Darker nights and cooler temperatures can only mean one thing – summer is all but over and autumn is here, says John Stoa.
September is a very busy time in the garden as so many crops are in need of harvesting, then cleaning, processing and storing.
The tropical summer weather has given everything a huge boost but now we have more produce than we can use so we have to find a home for our surplus once the freezer is full. Peas, Dwarf French beans, broad beans, raspberries, strawberries, blackcurrants, figs, brambles, blueberries, sweet corn and gooseberries are all packing out the freezer.
So wine brewing and jam making are in full throttle to reduce surplus berries.
This year I tried to vary sowing dates for cabbage and cauliflower by a couple of months to avoid a massive surplus as they all ripen together, but the later sowings did their best to catch up so we still got twenty cabbage and twenty cauliflower all ready to eat over a few short weeks.
Two small Scots people can only eat so much. We have a bad clubroot problem so it is not possible to use different varieties other than clubroot resistant, and they are all summer crops. Both cabbage Kilaton and cauliflower Clapton have had huge heads this year.
It took us a fortnight to eat one cabbage.
Potatoes are also cropping very heavily. We are still trying to eat our way through the first early Casablanca before we start on second early Charlotte, but maincrop Maris Piper has been lifted and awaits our attention in store.
Setanta, our other maincrop, is still in the ground but ready to lift as the foliage is going over. Land cleared of potatoes, onions, peas, French beans, sweet corn, cabbage and cauliflower and salads all coming early and getting harvested ahead of normal times has seen a lot of land left vacant, so it has left me plenty scope for sowing some late summer and early winter salads such as lettuce, spring onion, beetroot, rocket and cress.
However other spare land without a late catch crop has been sown down with a green manure of clover and tares.
Tomatoes have also gone into surplus harvest mode as they responded brilliantly to the summer heat wave.
Fortunately the wee cherry types are sweet and easy to eat fresh at all times of the day, but at some point soon the larger Alicante and Marmande will need to head into the freezer.
Summer raspberries are now finished, but autumn raspberries, Autumn Bliss and Polka are in great form with huge raspberries.
Autumn Treasure is also a great cropper and comes in a few weeks after Polka so giving a longer cropping period.

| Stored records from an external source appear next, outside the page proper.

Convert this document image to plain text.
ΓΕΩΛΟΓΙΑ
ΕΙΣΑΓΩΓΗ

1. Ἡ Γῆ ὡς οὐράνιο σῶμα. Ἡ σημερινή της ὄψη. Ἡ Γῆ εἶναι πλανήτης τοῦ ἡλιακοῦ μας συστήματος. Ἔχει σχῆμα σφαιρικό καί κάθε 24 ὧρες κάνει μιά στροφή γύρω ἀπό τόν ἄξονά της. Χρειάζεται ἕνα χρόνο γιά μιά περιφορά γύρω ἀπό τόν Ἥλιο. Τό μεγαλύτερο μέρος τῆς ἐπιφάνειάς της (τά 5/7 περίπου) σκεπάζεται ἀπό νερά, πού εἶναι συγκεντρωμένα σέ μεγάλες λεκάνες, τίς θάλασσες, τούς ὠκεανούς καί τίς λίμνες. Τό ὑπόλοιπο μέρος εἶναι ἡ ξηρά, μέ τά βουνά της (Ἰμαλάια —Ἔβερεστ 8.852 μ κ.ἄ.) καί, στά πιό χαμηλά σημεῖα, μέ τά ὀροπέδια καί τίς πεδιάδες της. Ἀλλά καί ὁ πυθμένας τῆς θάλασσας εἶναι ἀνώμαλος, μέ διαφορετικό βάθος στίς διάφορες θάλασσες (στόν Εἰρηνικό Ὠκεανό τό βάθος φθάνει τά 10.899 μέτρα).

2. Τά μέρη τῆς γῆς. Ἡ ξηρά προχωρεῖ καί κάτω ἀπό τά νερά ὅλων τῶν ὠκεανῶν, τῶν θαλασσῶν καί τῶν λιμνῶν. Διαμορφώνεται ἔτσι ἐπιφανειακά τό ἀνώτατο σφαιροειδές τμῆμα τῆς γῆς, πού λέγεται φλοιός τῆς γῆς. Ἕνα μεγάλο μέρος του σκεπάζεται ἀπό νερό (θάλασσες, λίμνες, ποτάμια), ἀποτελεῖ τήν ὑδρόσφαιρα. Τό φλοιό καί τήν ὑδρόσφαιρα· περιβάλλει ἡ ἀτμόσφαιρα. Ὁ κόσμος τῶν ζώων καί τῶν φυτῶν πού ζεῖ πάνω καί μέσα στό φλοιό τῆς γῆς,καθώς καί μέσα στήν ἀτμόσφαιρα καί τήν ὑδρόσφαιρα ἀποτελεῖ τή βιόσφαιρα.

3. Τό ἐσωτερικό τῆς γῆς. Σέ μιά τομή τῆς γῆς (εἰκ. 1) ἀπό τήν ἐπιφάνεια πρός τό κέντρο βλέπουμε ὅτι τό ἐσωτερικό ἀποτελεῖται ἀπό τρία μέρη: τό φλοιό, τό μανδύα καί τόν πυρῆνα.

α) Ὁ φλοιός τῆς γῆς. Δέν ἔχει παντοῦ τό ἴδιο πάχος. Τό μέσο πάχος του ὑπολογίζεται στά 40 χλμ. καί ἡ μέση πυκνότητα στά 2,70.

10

Apples are going through a weird phase. Spring blossom was brilliant except Fiesta which shows biennial bearing behaviour with no blossom, and not one single apple this year.
Others showed a huge crop, but then the June drop in July took out a fair bit, followed by my thinning to a manageable crop.
However in August the trees started to drop even more apples long before they were ready, though Discovery and Red Devil seem fine both with a great crop of huge apples.
Grapes under glass matured early so I was picking small bunches of Siegerrebe in late August and Solaris in early September.
Black Hamburg is well coloured up but I will leave these till early October apart from sampling a few grapes that look ready from time to time.
Outdoors my three other vines, Rondo, Regent and Phoenix are all laden down with numerous bunches of large grapes, and now all beginning to show colour as I removed a fair bit of foliage to let the sun shine on them.
Flowering plants have followed the sun and been at their best from spring till mid-summer, but the wet spell in late summer spoiled the show.
Dahlias and the annual Cosmos failed to show any flowers but put on a lot of growth.
Both got dug out as it is too late now to expect a decent show of blooms.
Chrysanthemums, gladioli, roses and sweet peas were all just fine so long as regular dead heading was practised.
You know summer is just about gone when the cyclamen hederifolium comes into flower and the foliage of Nerine bowdenii the Guernsey Lily dies down soon to be replaced by the mauve pink flowers in September.
Wee jobs to do this week
Onions that have been lifted and laid out to dry off can now be cleaned up ready to store either in onion sacks or if the withered stems are long enough pleat them into a rope. This makes storage a lot simpler as they do not take up so much room.